Reformists spread rumors of the regime frantically stuffing the ballot box in the final hours of Friday’s voting and paying clerics to herd rural voters to the polls. The final turnout figures were suspiciously high given that social media on Friday was filled with photos and video of empty polling stations.

Whatever tricks the regime might have pulled at the last minute, they were not enough to erase Pezeshkian’s lead. Rumors of his victory brought cheering supporters into the streets at three in the morning while the ballots were still being counted:

Khamenei congratulated Pezeshkian for his victory on Saturday morning and praised the increased turnout as a repudiation of the ballot boycott campaign, which he said was “orchestrated by the enemies of the Iranian nation to induce despair and a feeling of hopelessness.”
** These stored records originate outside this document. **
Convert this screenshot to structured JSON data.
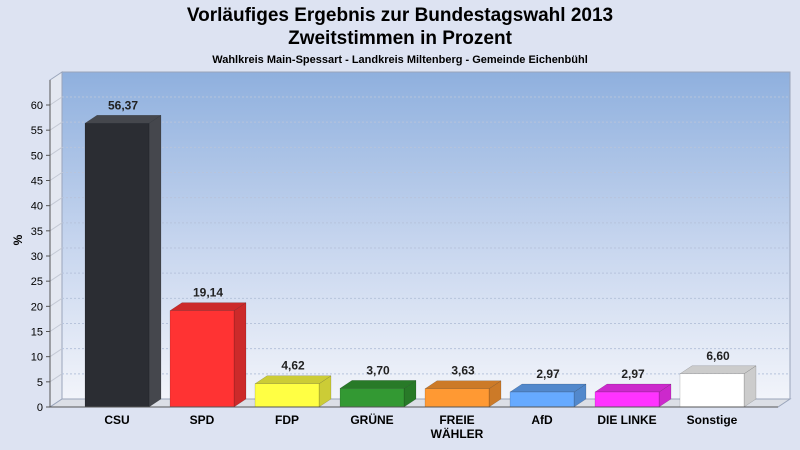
{
  "title_line1": "Vorläufiges Ergebnis zur Bundestagswahl 2013",
  "title_line2": "Zweitstimmen in Prozent",
  "subtitle": "Wahlkreis Main-Spessart - Landkreis Miltenberg - Gemeinde Eichenbühl",
  "chart_data": {
    "type": "bar",
    "title": "Vorläufiges Ergebnis zur Bundestagswahl 2013 Zweitstimmen in Prozent",
    "subtitle": "Wahlkreis Main-Spessart - Landkreis Miltenberg - Gemeinde Eichenbühl",
    "xlabel": "",
    "ylabel": "%",
    "ylim": [
      0,
      65
    ],
    "yticks": [
      0,
      5,
      10,
      15,
      20,
      25,
      30,
      35,
      40,
      45,
      50,
      55,
      60
    ],
    "grid": true,
    "categories": [
      "CSU",
      "SPD",
      "FDP",
      "GRÜNE",
      "FREIE WÄHLER",
      "AfD",
      "DIE LINKE",
      "Sonstige"
    ],
    "category_lines": [
      [
        "CSU"
      ],
      [
        "SPD"
      ],
      [
        "FDP"
      ],
      [
        "GRÜNE"
      ],
      [
        "FREIE",
        "WÄHLER"
      ],
      [
        "AfD"
      ],
      [
        "DIE LINKE"
      ],
      [
        "Sonstige"
      ]
    ],
    "values": [
      56.37,
      19.14,
      4.62,
      3.7,
      3.63,
      2.97,
      2.97,
      6.6
    ],
    "value_labels": [
      "56,37",
      "19,14",
      "4,62",
      "3,70",
      "3,63",
      "2,97",
      "2,97",
      "6,60"
    ],
    "colors": [
      "#2b2d33",
      "#ff3333",
      "#ffff44",
      "#339933",
      "#ff9933",
      "#66aaff",
      "#ff33ff",
      "#ffffff"
    ],
    "side_colors": [
      "#45474d",
      "#cc2a2a",
      "#cccc36",
      "#287a28",
      "#cc7a28",
      "#5288cc",
      "#cc29cc",
      "#cccccc"
    ]
  }
}
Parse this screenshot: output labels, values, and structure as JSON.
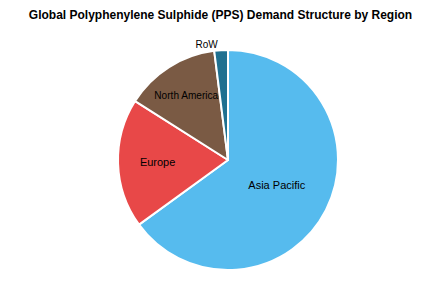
{
  "chart_data": {
    "type": "pie",
    "title": "Global Polyphenylene Sulphide (PPS) Demand Structure by Region",
    "categories": [
      "Asia Pacific",
      "Europe",
      "North America",
      "RoW"
    ],
    "values": [
      65,
      19,
      14,
      2
    ],
    "colors": [
      "#56bbee",
      "#e84848",
      "#7a5a44",
      "#1f7090"
    ]
  }
}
“I would like to recommend Dr. Pezeshkian, the elected president, put his trust in Allah, the Compassionate, and set his vision on high, bright horizons,” the ayatollah said. Pezeshkian was a cardiac surgeon before he went into politics.

Pezeshkian succeeded President Ebrahim Raisi, who came to power in 2021 in an even more heavily rigged election that barred all reform-minded candidates from running at all. Raisi was killed in a helicopter crash in May.